Il résulte de tout ce qui précède que M. B... n’est pas fondé à soutenir que c’est à tort que, par le jugement attaqué, le tribunal administratif de Caen a rejeté sa demande.

Sur les conclusions à fin d’injonction :

Le présent arrêt, qui rejette les conclusions à fin d’annulation de la requête de M. B..., n’appelle aucune mesure d’exécution. Par suite, les conclusions à fin d’injonction et d’astreinte présentées par M. B... doivent être rejetées.

Sur les frais liés au litige :

Les dispositions de l'article L. 761-1 du code de justice administrative font obstacle à ce que soit mis à la charge de l’Etat, qui n’est pas, dans la présente instance, la partie perdante, le versement de la somme demandée par M. B... au titre de l’article L. 761-1 du code de justice administrative.



DÉCIDE :


Article 1er : La requête de M. B... est rejetée.

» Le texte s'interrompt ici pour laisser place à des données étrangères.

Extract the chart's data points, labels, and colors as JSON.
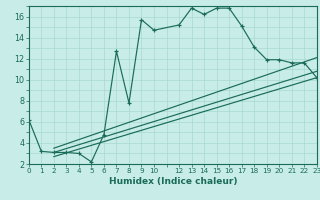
{
  "xlabel": "Humidex (Indice chaleur)",
  "ylabel": "",
  "bg_color": "#c8ece8",
  "line_color": "#1a6b5a",
  "grid_color": "#a8d8d0",
  "xlim": [
    0,
    23
  ],
  "ylim": [
    2,
    17
  ],
  "xtick_vals": [
    0,
    1,
    2,
    3,
    4,
    5,
    6,
    7,
    8,
    9,
    10,
    12,
    13,
    14,
    15,
    16,
    17,
    18,
    19,
    20,
    21,
    22,
    23
  ],
  "ytick_vals": [
    2,
    4,
    6,
    8,
    10,
    12,
    14,
    16
  ],
  "curve_x": [
    0,
    1,
    2,
    3,
    4,
    5,
    6,
    7,
    8,
    9,
    10,
    12,
    13,
    14,
    15,
    16,
    17,
    18,
    19,
    20,
    21,
    22,
    23
  ],
  "curve_y": [
    6.2,
    3.2,
    3.1,
    3.1,
    3.0,
    2.2,
    4.8,
    12.7,
    7.8,
    15.7,
    14.7,
    15.2,
    16.8,
    16.2,
    16.8,
    16.8,
    15.1,
    13.1,
    11.9,
    11.9,
    11.6,
    11.6,
    10.2
  ],
  "line2_x": [
    2,
    23
  ],
  "line2_y": [
    3.5,
    12.1
  ],
  "line3_x": [
    2,
    23
  ],
  "line3_y": [
    3.1,
    10.8
  ],
  "line4_x": [
    2,
    23
  ],
  "line4_y": [
    2.7,
    10.2
  ],
  "title_fontsize": 7.0,
  "xlabel_fontsize": 6.5,
  "tick_fontsize_x": 5.2,
  "tick_fontsize_y": 5.8
}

Article 2 : Le présent arrêt sera notifié à M. A... B... et au ministre de l’intérieur.

Copie en sera adressée, pour information, au préfet du Calvados.


Délibéré après l'audience du 28 octobre 2025, à laquelle siégeaient :

- M. Lainé, président de chambre,
- M. Catroux, premier conseiller,
- M. Mas, premier conseiller.


Rendu public par mise à disposition au greffe le 14 novembre 2025.


Le rapporteur,

B. MAS
Le président,

L. LAINÉ

Le greffier,

C. WOLF



La République mande et ordonne au ministre de l’intérieur en ce qui le concerne, et à tous commissaires de justice à ce requis en ce qui concerne les voies de droit commun contre les parties privées, de pourvoir à l'exécution de la présente décision.